The universities get very little money from the government now. And most of their endowments are in real estate and that is not looking good.
And now there are mandated intiatives like funding MORE TitleIX Officers. But there is no money for this.
Now throw in the fact that the college age population is going down: there was a lowering of the birth rate 16 years ago. The market is going down.
Also: No Child Left Behind is testing, testing, testing, testing... And few students know how to solve problems now: they only fill in the dots. So schools are h@ving to take whatever money they had in order to hire psychologists to prepare for a generation that has not "solved homework problems."

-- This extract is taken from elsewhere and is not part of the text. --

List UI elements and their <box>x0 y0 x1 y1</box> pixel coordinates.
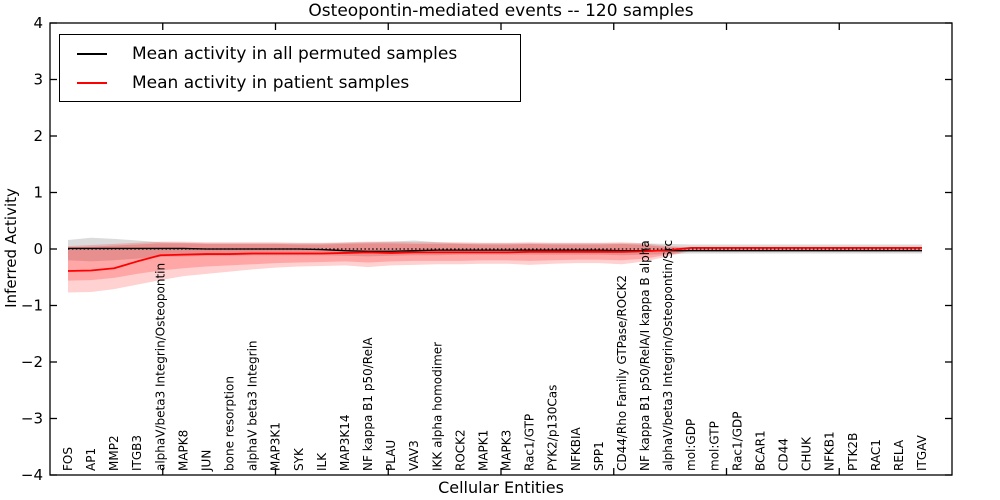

Finally, despite a temporary setback to for-profit and on-line universities (which some say was actually orchestrated by public universities), there is a huge financial competitive threat to established brick and mortar schools.
Many are now predicting that in the next 20 years, half... HALF... ONE HALF of all American universities will fail...
http://www.zerohedge.com/news/2014-04-14/death-spiral-harvard-professor-predicts-half-us-universirites-may-fail-15-years
One more time: ONE HALF of all universities might fail.
So, yes, bad days are coming.
But not for men.
See, at those top schools: MIT, CalTech, G.Tech (they are all male dominated). At the bottom: plumbers, electricians, construction, oil rig -- all male dominated.
Where are the women? Pushing papers for the government.
(The M.D. degree, where women also dominate, will become useless once nurses can prescribe medicine. Meanwhile, surgery is male dominated.)
Skip college unless you want the best. There are days when I wish I had been a plumber.
Men are going to do very well in the future.
And feminists are goint to get more enraged.
But all this is aside...
As you initially predicted... yes, the universities will soon start to fail.
@Thomas
Thanks for a very detailed response. Like you, there are days I wish I had been a plumber.
Knock yourself out, El Cid
If you want some fun, go here:
http://chronicle.com/blogs/ticker/u-of-new-hampshires-president-condemns-guide-to-bias-free-language/102539?cid=at&utm_source=at&utm_medium=en
It BRIEFLY discusses the "bias free language" manual at U. New Hampshire.
Just go right to the comments (mostly by well educated and accomplished professors -- I know a few of them).. and enjoy
If you want to see the manual (the president of U. NH, ordered it down once people began to ridicule it), go here:
https://web.archive.org/web/20150729190754/http://www.unh.edu/inclusive/bias-free-language-guide
And scroll down to: SEXUAL ORIENTATION AND GENDER IDENTITY
You'll be laughing... or crying... not sure...
But this is the work of feminists (who were likely hired during the Higher Ed. run up during 1995-2005). They are the one's causing the problem; they are the ones who set the ship toward the ice berg. (And now it will be male engineering/comp.sci profs who are expected to bring in the funds to rescue them.)
And finally, people are reacting.
But, as I explained earlier... I think it's too late: they did their damage.
one more thing..,
Profs. at CCNY in NY can no longer use Mr. Mrs. Ms. or Miss until AFTER a student has first informed the prof how the student desires to self-identify.